What Is Customer Onboarding?

Customer onboarding is the first stage of the customer journey once they begin using a product or service.

This stage of the customer journey often defines their relationship with a product or brand. It is vital to make this experience as positive as possible.

The more complex the product, the more strategic the customer onboarding process must be. SaaS products, for instance, can require orientation, training, and ongoing correspondence.

Onboarding can include elements such as:

  • Software tutorials or training
  • Online documentation
  • Correspondence, via email, phone, or in-person
  • In-app guidance and contextual learning

Optimizing the onboarding process is essential to lowering customer churn and maximizing retention.

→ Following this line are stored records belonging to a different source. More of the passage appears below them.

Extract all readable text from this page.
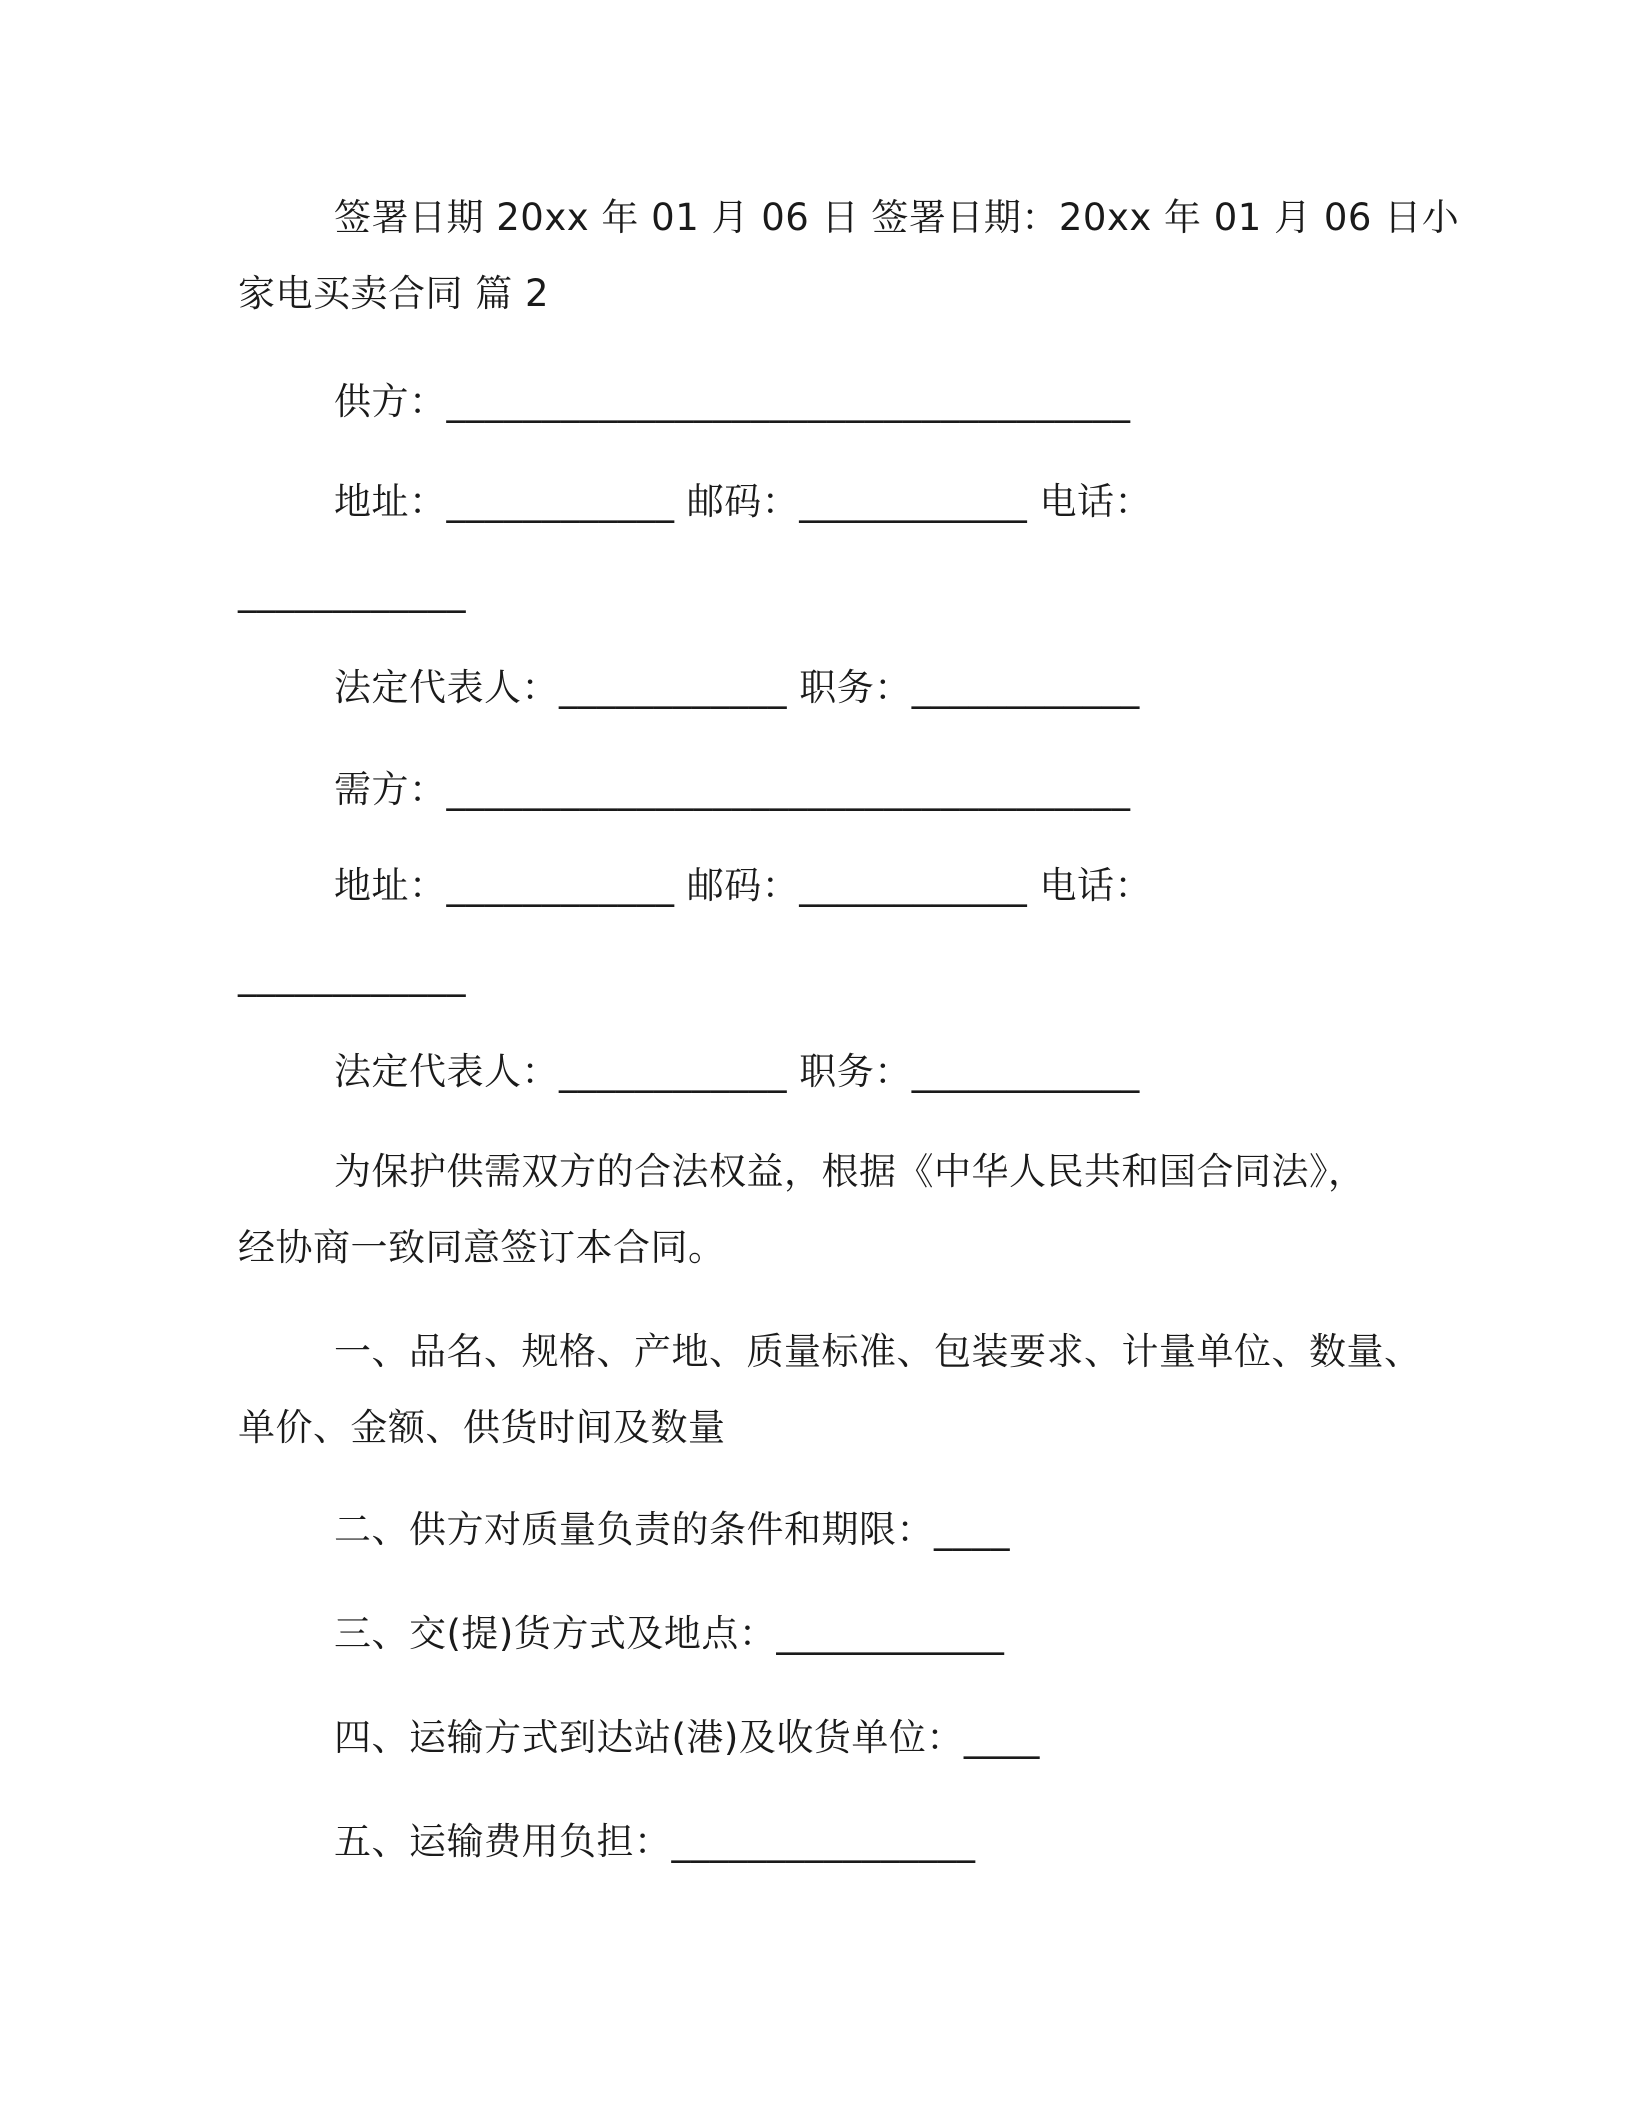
签署日期 20xx 年 01 月 06 日 签署日期：20xx 年 01 月 06 日小
家电买卖合同 篇 2
供方：____________________________________
地址：____________ 邮码：____________ 电话：
____________
法定代表人：____________ 职务：____________
需方：____________________________________
地址：____________ 邮码：____________ 电话：
____________
法定代表人：____________ 职务：____________
为保护供需双方的合法权益，根据《中华人民共和国合同法》，
经协商一致同意签订本合同。
一、品名、规格、产地、质量标准、包装要求、计量单位、数量、
单价、金额、供货时间及数量
二、供方对质量负责的条件和期限：____
三、交(提)货方式及地点：____________
四、运输方式到达站(港)及收货单位：____
五、运输费用负担：________________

After all, customers can still abandon a product post-purchase — and many do just that if their experience doesn’t meet expectations.

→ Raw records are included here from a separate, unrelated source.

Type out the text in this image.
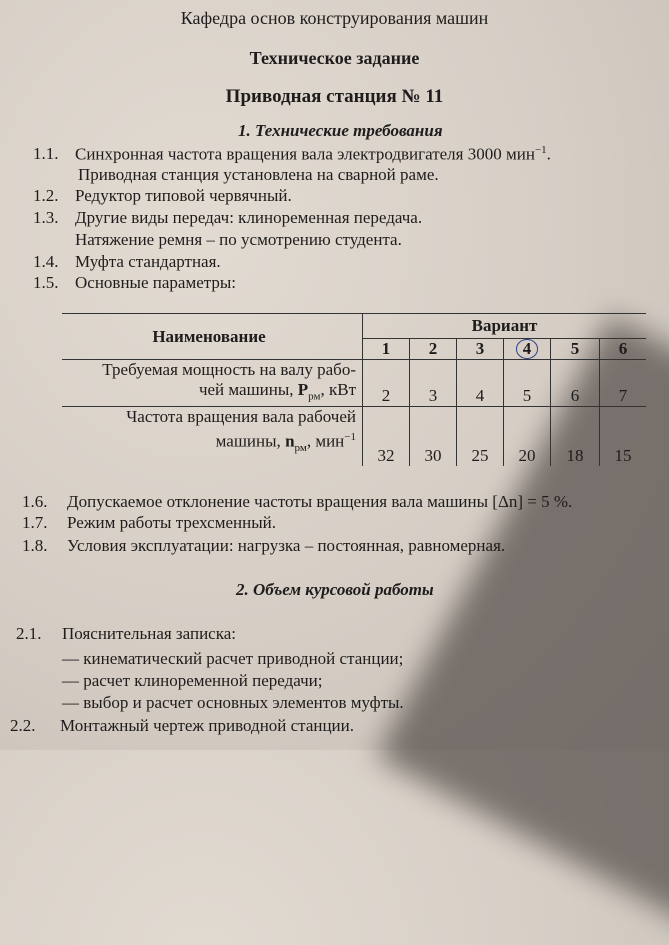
Кафедра основ конструирования машин
Техническое задание
Приводная станция № 11
1. Технические требования
1.1. Синхронная частота вращения вала электродвигателя 3000 мин$^{-1}$.
Приводная станция установлена на сварной раме.
1.2. Редуктор типовой червячный.
1.3. Другие виды передач: клиноременная передача.
Натяжение ремня – по усмотрению студента.
1.4. Муфта стандартная.
1.5. Основные параметры:
Наименование	Вариант					
	1	2	3	4	5	6
Требуемая мощность на валу рабо-
чей машины, $P_{рм}$, кВт	2	3	4	5	6	7
Частота вращения вала рабочей
машины, $n_{рм}$, мин$^{-1}$	32	30	25	20	18	15
1.6. Допускаемое отклонение частоты вращения вала машины [Δn] = 5 %.
1.7. Режим работы трехсменный.
1.8. Условия эксплуатации: нагрузка – постоянная, равномерная.
2. Объем курсовой работы
2.1. Пояснительная записка:
— кинематический расчет приводной станции;
— расчет клиноременной передачи;
— выбор и расчет основных элементов муфты.
2.2. Монтажный чертеж приводной станции.
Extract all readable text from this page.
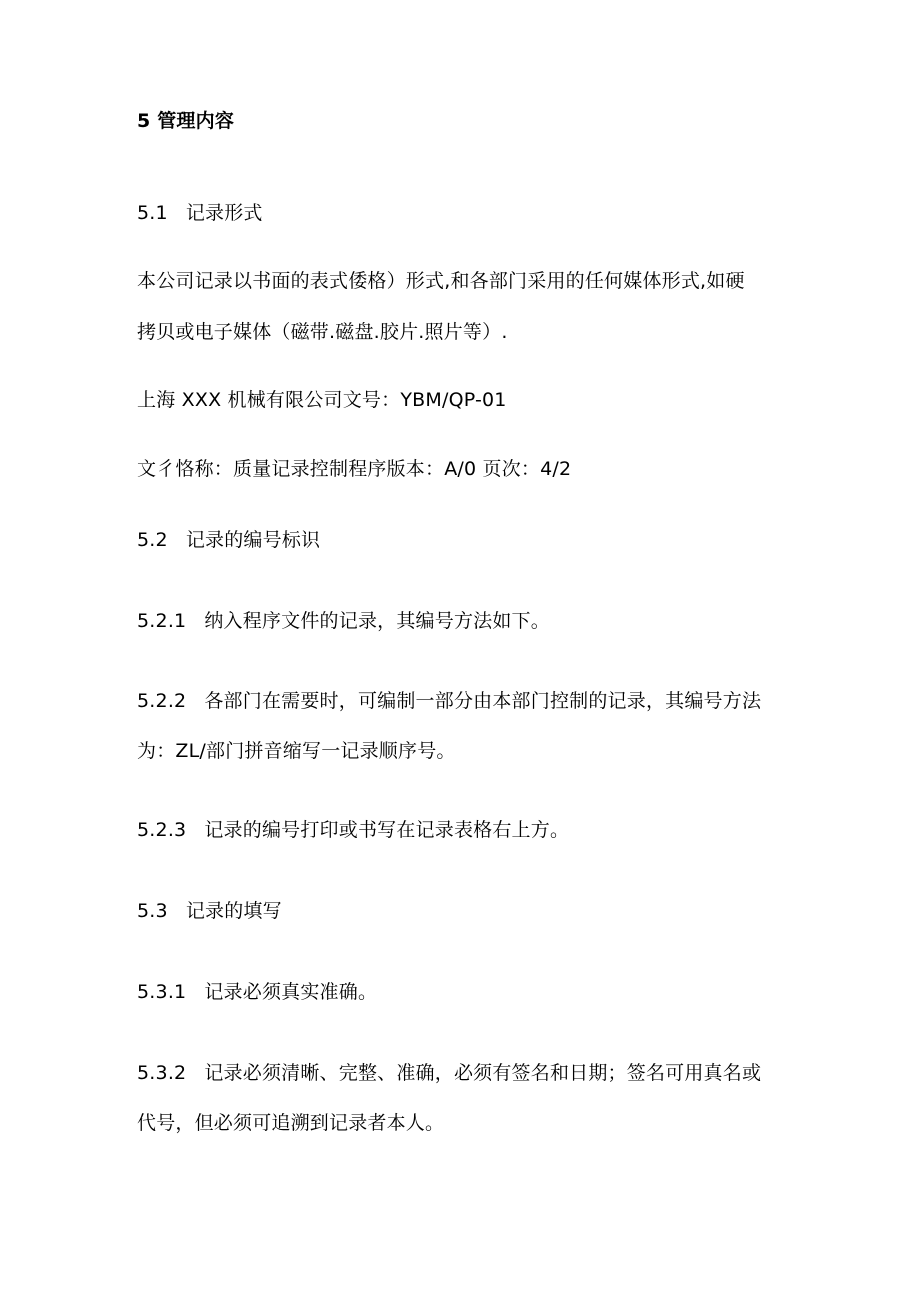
5 管理内容
5.1 记录形式
本公司记录以书面的表式倭格）形式,和各部门采用的任何媒体形式,如硬
拷贝或电子媒体（磁带.磁盘.胶片.照片等）.
上海 XXX 机械有限公司文号：YBM/QP-01
文彳恪称：质量记录控制程序版本：A/0 页次：4/2
5.2 记录的编号标识
5.2.1 纳入程序文件的记录，其编号方法如下。
5.2.2 各部门在需要时，可编制一部分由本部门控制的记录，其编号方法
为：ZL/部门拼音缩写一记录顺序号。
5.2.3 记录的编号打印或书写在记录表格右上方。
5.3 记录的填写
5.3.1 记录必须真实准确。
5.3.2 记录必须清晰、完整、准确，必须有签名和日期；签名可用真名或
代号，但必须可追溯到记录者本人。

Other benefits of effective customer onboarding include:

  • Improved customer retention, loyalty, and satisfaction
  • Greater revenue — i.e., lifetime value — from successfully onboarded customers
  • Reduced workload for trainers, technical support, or customer service staff

Customer onboarding should be considered part of the customer experience. As with other portions of the customer journey, it should be mapped out and optimized.

One way to optimize onboarding in today’s digital workplace is through a digital adoption platform (DAP). These cutting-edge onboarding platforms automate various aspects of the onboarding process, such as software training and correspondence.

Such automated onboarding reduces human labor time, improves the onboarding experience, and decreases frustrations with the onboarding process.

Frequently asked questions

  • What are the types of customer onboarding?
    The three types of customer onboarding are high-touch (human-centric, 1:1 digital customer support), low-touch (customers use provided resources like webinars, emails, and how-to-guides), and tech-touch (customers onboard themselves using self-serve resources like email newsletters, blog, and video tutorials). The type of customer onboarding you need depends on your company and department's needs.
  • Who handles customer onboarding?
    The customer onboarding specialist handles customer onboarding and is responsible for ensuring customer success throughout their onboarding experience. McKinsey shows that the average onboarding process can take up to 100 days, so a qualified customer onboarding specialist must be present to ensure success throughout this period to benefit the customer and the company.